Speeches, etc.

Margaret Thatcher

Speech at College of Management Conference

Document type: Speeches, interviews, etc.
Venue: Cafe Royal, Regent Street, central London
Source: Financial Times, 14 June 1968
Journalist: Elsbeth Ganguin, Financial Times, reporting
Editorial comments: 1000.
Importance ranking: Minor
Word count: 805
Themes: Education, Employment, Law & order, Women

More women could get top jobs—if they wanted to

Works managers interviewed for the Donovan Report numbered 318 men and one woman. Of 121 personnel officers interviewed 10 were women. Out of the 183 officials of six trade unions, one was a woman. Of all the managers, only five per cent. were women; and of qualified scientists and engineers still fewer—2.5 per cent. were women.

Those were “startling and deplorable figures,” Mr. C. M. Woodhouse, director of education, CBI, said in London yesterday.

Mr. Woodhouse acted as chairman to a joint College of Management-Guardian Business Services conference on women in business. He added that his task at the CBI was to do all he could to put this imbalance right. This was simply in the interest of the national economy, and had nothing to do with feminist doctrinaires.

Two responsibilities

But although it had been accepted as desirable in theory that more women should occupy posts at higher levels, they “must want to get there themselves—which is not always the case.” Mr. Woodhouse then cited the example of some female scientists who had made it a condition of employment not ever to be promoted to higher ranks.

Mrs. Margaret Thatcher. Conservative MP, and a chemist as well as barrister, suggested that the really talented among women would always make their own niche—except in the Stock Exchange.

Of the 9m. women in employment only a relatively small proportion was available for top jobs, anyway. Married women had to carry two responsibilities—and there was no-one to whom to pass the buck. No man was in this same position.

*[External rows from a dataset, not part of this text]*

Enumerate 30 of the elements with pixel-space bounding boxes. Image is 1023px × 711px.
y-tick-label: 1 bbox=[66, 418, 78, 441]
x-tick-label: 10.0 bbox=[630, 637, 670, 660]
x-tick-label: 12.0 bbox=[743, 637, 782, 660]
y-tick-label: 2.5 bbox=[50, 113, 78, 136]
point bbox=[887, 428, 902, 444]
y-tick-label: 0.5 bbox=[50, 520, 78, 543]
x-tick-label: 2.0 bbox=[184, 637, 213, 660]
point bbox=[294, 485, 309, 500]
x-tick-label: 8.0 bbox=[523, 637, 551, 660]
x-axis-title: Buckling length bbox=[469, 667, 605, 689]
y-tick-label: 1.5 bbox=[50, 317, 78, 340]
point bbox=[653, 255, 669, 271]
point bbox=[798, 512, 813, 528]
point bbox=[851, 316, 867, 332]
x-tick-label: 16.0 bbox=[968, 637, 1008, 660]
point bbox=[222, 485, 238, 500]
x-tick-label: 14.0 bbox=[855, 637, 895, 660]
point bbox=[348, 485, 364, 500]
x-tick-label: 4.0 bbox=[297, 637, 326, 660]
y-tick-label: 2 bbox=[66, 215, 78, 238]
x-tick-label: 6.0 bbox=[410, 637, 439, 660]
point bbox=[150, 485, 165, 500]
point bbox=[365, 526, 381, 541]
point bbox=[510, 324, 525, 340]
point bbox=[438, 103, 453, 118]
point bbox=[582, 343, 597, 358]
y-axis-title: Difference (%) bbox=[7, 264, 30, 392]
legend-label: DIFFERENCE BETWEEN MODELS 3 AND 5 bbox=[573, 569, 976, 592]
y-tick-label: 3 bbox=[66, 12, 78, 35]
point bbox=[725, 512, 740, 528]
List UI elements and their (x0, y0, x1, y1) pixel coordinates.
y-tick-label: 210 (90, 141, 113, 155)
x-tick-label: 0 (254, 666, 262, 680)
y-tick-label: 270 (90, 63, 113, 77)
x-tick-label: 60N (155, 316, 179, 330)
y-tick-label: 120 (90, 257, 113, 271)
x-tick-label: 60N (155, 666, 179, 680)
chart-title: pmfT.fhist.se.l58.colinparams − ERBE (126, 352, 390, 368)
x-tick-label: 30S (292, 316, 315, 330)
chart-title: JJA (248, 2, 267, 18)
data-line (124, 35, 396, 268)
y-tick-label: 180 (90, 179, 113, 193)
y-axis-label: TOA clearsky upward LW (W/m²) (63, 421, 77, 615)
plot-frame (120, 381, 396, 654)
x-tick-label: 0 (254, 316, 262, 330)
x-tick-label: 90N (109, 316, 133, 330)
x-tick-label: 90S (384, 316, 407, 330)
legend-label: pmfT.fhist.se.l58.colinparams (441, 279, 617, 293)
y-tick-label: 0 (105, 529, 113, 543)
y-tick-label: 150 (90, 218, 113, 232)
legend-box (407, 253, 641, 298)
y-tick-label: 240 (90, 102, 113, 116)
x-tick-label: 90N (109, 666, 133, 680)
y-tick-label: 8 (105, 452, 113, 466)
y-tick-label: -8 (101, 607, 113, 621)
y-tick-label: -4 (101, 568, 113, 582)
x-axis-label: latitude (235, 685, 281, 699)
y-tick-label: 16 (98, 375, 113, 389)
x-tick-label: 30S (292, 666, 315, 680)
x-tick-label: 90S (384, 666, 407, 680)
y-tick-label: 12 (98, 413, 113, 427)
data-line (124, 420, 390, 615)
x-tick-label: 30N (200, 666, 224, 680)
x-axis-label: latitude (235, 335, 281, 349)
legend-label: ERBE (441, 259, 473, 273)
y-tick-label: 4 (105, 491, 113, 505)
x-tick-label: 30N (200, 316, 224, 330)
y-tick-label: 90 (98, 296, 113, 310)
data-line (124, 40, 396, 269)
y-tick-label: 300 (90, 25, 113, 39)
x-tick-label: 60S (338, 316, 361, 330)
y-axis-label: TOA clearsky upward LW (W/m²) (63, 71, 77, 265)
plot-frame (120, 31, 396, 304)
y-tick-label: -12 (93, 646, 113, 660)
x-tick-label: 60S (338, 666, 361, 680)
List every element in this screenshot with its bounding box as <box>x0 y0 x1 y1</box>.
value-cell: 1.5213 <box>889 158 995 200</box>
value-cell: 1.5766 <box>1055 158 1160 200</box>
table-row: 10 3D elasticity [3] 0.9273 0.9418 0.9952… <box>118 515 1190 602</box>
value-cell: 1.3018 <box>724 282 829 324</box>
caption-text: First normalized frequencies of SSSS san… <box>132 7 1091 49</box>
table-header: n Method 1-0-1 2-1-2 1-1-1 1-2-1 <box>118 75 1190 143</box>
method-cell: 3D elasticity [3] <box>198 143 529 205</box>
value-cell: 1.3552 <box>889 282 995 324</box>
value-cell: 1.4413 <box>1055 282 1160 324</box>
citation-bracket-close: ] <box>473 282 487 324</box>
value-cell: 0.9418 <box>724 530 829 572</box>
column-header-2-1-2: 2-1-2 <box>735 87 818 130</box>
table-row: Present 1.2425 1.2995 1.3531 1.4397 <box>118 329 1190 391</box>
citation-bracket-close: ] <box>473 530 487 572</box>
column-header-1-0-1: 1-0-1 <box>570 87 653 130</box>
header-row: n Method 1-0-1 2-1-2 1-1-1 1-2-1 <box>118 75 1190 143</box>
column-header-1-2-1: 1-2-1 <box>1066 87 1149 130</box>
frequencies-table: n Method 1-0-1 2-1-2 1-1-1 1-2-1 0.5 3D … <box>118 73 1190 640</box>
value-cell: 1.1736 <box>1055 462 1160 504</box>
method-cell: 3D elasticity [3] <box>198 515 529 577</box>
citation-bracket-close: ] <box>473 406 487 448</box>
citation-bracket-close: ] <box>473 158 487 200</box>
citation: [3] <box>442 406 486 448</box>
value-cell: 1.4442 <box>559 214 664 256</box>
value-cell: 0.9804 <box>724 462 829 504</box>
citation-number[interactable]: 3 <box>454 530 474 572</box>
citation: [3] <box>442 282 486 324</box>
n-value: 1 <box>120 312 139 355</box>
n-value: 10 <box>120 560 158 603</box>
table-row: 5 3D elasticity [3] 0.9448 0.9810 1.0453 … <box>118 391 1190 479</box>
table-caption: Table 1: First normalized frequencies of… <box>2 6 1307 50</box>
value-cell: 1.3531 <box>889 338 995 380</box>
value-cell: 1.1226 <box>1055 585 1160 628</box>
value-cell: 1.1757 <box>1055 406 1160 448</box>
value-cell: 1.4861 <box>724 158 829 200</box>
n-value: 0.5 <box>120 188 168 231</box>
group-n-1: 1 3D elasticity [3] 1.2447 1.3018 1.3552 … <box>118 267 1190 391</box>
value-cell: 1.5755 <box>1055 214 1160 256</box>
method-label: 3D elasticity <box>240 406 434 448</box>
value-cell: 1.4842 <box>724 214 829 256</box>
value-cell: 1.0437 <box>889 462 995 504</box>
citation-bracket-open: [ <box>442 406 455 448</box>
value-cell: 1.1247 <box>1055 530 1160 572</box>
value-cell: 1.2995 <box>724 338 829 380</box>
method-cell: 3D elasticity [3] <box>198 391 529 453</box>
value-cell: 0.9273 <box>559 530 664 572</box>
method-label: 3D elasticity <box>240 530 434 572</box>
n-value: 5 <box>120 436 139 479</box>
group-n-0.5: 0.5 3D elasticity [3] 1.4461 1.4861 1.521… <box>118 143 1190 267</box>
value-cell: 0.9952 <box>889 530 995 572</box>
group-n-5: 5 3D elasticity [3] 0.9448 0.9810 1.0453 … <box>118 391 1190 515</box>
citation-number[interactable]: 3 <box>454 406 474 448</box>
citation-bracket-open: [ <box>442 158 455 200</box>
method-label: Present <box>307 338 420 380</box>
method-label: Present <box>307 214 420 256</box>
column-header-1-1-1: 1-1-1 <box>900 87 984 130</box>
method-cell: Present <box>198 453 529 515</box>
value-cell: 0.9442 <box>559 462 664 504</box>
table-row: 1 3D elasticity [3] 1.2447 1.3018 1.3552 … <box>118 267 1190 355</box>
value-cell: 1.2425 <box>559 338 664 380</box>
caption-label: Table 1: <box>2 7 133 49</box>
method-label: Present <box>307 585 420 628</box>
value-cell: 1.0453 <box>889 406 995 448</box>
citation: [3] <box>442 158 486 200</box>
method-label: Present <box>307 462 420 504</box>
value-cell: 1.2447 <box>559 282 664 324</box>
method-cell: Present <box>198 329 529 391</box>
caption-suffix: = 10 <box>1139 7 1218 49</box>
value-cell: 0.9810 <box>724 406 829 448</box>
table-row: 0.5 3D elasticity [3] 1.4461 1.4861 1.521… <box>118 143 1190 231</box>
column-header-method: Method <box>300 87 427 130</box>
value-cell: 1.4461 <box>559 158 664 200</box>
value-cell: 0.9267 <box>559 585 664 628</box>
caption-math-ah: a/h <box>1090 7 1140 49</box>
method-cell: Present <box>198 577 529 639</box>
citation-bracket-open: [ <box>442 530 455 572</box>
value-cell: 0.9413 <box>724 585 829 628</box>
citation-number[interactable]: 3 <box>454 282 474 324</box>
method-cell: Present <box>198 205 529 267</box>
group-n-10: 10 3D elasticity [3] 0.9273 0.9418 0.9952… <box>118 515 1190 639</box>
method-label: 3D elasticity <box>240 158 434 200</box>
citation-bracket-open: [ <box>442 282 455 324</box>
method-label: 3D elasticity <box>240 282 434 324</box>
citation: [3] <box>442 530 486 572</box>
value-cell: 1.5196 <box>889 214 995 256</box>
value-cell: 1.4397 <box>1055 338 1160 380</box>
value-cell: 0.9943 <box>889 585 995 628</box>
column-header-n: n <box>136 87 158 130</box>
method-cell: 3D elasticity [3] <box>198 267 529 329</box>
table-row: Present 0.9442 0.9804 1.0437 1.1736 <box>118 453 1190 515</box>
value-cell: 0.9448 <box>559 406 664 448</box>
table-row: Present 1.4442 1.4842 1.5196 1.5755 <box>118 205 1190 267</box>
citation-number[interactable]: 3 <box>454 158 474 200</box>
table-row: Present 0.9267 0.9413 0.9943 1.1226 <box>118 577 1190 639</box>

But also, for too many girls “O” levels were the pinnacle of attainment. Only 3.2 per cent. went to university. Many of the rest simply did not want to go. Thus girls' attitudes towards careers were conditioned from the outset, and this was influencing the types of jobs available in quantity for them.

However, to have learnt something was an asset and insurance for anyone; marriage might increase responsibilities, this was not something one could always pass on to someone else.

And, said Mrs. Thatcher, there were careers which could be mixed with marriage and children, like law or teaching, whose demands fitted in with school holidays, apart from those careers—nursing, welfare—which were thought suitable for women anyway, and where opportunities existed.

Experience

But women were not now being selected in their early years to be trained for top management jobs. Employers were “reserving their judgment,” thinking that a young woman would probably get married first.

Mrs. Thatcher thought that women were, however, accepted as being very good at a “speciality,” for instance, as crime or divorce lawyers, where human factors were involved. But, for all that, at the bar women still often did not get the business while men were available.

It took qualifications, experience and a good deal of personality to get to the top, and women were often unable to get the experience.

Mr. Harry Roff, managing director of Management Selection, in turn, declared that women should not be barred from top jobs, but on the other hand there was no earthly reason why such jobs should be there for them.

Women had to become much lazier—at present they always wanted to prove that they could do things. They were too conscientious: they won't take a slight chance. And women were too loyal.

“If companies are not worthy of your loyalty, don't give it to them. They should motivate you.” If women were to abide by these three rules they would be moving some ways towards making good managers.

In industry one had to fight for what one wanted— “there is a lot of pulling away of the mat” —and women did not like to do this MSL. dealing with jobs from £3,000 upwards, only came across one job a year where a woman was wanted. (Men outnumbered women two-to-one in the total work force, but at salary ranges of between £2,000 and £3,000 there were 20 men to one woman over £3,000 there were 30 men to one woman over £5,000 50 men to one woman.)

Equal pay

Mrs. Joyce Butler, MP, concerned about the majority of women working in “bottom” jobs, said that low wages were paid simply because at the crucial moment, when the girls were leaving school, they were not encouraged to be trained for a career.

Nor were training facilities the same as they were for boys. Even in medicine women were restricted.

Special facilities were needed at later stages. Also there should be an anti-discrimination Board. As for equal pay, Mrs. Butler said, women were finding life just as expensive as men, and 12 per cent. of all employed women were responsible for their households anyway. “Male bachelors are not paid less.”